Le programme est dense et amènera le souverain pontife en hélicoptère jusqu’à Mossoul, l’ancienne “capitale” de l’État islamique et la deuxième ville irakienne, en partie détruite.

Le vendredi 5 mars, arrivée à Bagdad où il sera reçu par le Premier ministre irakien (chiite) Moustafa al-Kazimi, le président (kurde) Barham Salih. Ensuite, il rencontrera les évêques, religieux et séminaristes du pays en la cathédrale syriaque catholique Notre-Dame-de-l’Intercession de Bagdad où 44 fidèles avaient péri dans un attentat djihadiste en octobre 2010.

Le samedi 6 mars, il se rendra à Nadjaf, ville sainte chiite, où il aura un entretien avec le Grand Ayatollah Ali Sistani pour faire avancer le dialogue interreligieux. Sistani est un personnage très influent en Irak, malgré ses 90 ans. C’est lui qui avait incité les Irakiens en juin 2014 à prendre les armes pour chasser Daech.

Le dimanche 7 mars, François se rend à Erbil, chef-lieu du Kurdistan irakien, où vivent de nombreux chrétiens déplacés par la guerre. Il ira aussi à Qaraqosh, la grande ville chrétienne de la plaine de Ninive, et à Mossoul. À Qaraqosh, il rencontrera les fidèles dans l’église de l’Immaculée Conception, laquelle avait été incendiée et vandalisée par Daech lorsque le groupe djihadiste contrôlait la ville. Cette longue journée se terminera par une messe en plein air dans le stade Franso Hariri à Erbil, après quoi le Pape rejoindra Bagdad par avion. Il quittera l’Irak le lundi 8 mars.

Ce voyage sera le premier d’un Pape en Mésopotamie. Même le globe-trotter Jean-Paul II n’y est jamais allé.

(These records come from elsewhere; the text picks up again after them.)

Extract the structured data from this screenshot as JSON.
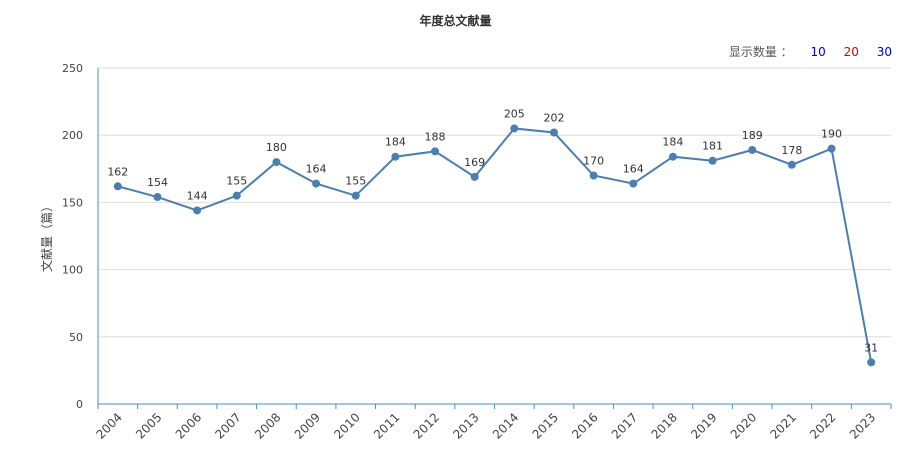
{
  "title": "年度总文献量",
  "display_count": {
    "label": "显示数量 ：",
    "options": [
      {
        "value": "10",
        "color": "#0000cc"
      },
      {
        "value": "20",
        "color": "#cc0000"
      },
      {
        "value": "30",
        "color": "#0000cc"
      }
    ]
  },
  "chart_data": {
    "type": "line",
    "title": "年度总文献量",
    "xlabel": "",
    "ylabel": "文献量（篇）",
    "ylim": [
      0,
      250
    ],
    "yticks": [
      0,
      50,
      100,
      150,
      200,
      250
    ],
    "grid": true,
    "categories": [
      "2004",
      "2005",
      "2006",
      "2007",
      "2008",
      "2009",
      "2010",
      "2011",
      "2012",
      "2013",
      "2014",
      "2015",
      "2016",
      "2017",
      "2018",
      "2019",
      "2020",
      "2021",
      "2022",
      "2023"
    ],
    "series": [
      {
        "color": "#4a7fb0",
        "values": [
          162,
          154,
          144,
          155,
          180,
          164,
          155,
          184,
          188,
          169,
          205,
          202,
          170,
          164,
          184,
          181,
          189,
          178,
          190,
          31
        ]
      }
    ]
  }
}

Pour moi, c’est un moment clé pour relancer le dialogue interreligieux avec le monde musulman et notamment le document signé à Abou Dhabi par le Pape et le grand imam d’Al-Azhar”, explique le Père Charbel Eid, ancien supérieur de l’abbaye maronite de Bois-Seigneur-Isaac. Ce document “très avancé” signé en 2019 s’intitule “Document sur la fraternité humaine” et appelle à la liberté de croyance, à la protection des lieux de culte et à un statut de citoyen pour les minorités discriminées.